Thursday, August 25, 2011

Does the Decrease in Continuing Claims Reflect an Improved Employment Situation?

The Street outlines that continuing claims are continuing to trend down:

The total number of Americans filing for unemployment look a bit better than the initial claims data. Continuing claims for the week ended Aug. 13 fell to 3.641 million from 3.721 million, reaching the lowest level since September 2008. Economists were expecting the reading to come in at 3.7 million.
While this is not in itself a bad thing, it requires additional research to determine if it is in fact a good thing. The problem is that individuals are losing coverage as the length of many of those unemployed has extended well past the length they can receive benefits. In addition, the number of newly unemployed is unlikely to grow at the same pace even if the economy remains under pressure, as the overall number of individuals employed is smaller and "low hanging fruit" (apologies to anyone that is unemployed) were already laid off.
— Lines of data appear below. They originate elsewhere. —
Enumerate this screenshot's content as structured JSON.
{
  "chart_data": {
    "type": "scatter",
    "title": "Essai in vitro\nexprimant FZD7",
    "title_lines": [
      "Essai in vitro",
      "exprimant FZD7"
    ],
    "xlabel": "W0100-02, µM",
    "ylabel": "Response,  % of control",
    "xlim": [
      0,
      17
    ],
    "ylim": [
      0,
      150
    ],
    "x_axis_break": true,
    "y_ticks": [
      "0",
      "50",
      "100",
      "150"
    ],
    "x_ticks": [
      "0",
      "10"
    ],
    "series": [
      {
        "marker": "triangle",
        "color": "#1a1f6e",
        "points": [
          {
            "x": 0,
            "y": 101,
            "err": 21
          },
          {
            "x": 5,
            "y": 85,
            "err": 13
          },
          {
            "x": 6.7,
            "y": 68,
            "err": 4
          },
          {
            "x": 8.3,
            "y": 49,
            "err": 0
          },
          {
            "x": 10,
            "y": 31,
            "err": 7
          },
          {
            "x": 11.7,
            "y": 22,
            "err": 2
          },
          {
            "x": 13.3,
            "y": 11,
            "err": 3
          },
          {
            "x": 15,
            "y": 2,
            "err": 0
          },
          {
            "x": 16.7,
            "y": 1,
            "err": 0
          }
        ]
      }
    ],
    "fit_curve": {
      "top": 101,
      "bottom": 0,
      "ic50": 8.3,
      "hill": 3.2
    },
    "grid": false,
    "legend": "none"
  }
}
To account for some of this issue, the chart below shows the level of continuing claims since 2007 (which shows the peak in continuing claims in 2009), plus the increase in the number of individuals not in the workforce over that time to account for those no longer collecting unemployment.

Source: DOL / BLS


  1. Jake--love your blog. Just wanted to make sure you were aware of the new add-in that is available through the St. Louis Federal Reserve.

    It is really handy for downloading and charting data sets.

  2. I'm an Excel 2003 guy and trying to hold on as long as I can, so the add-in doesn't work.

  3. Great post Jake. Clear enough the job market is not improving.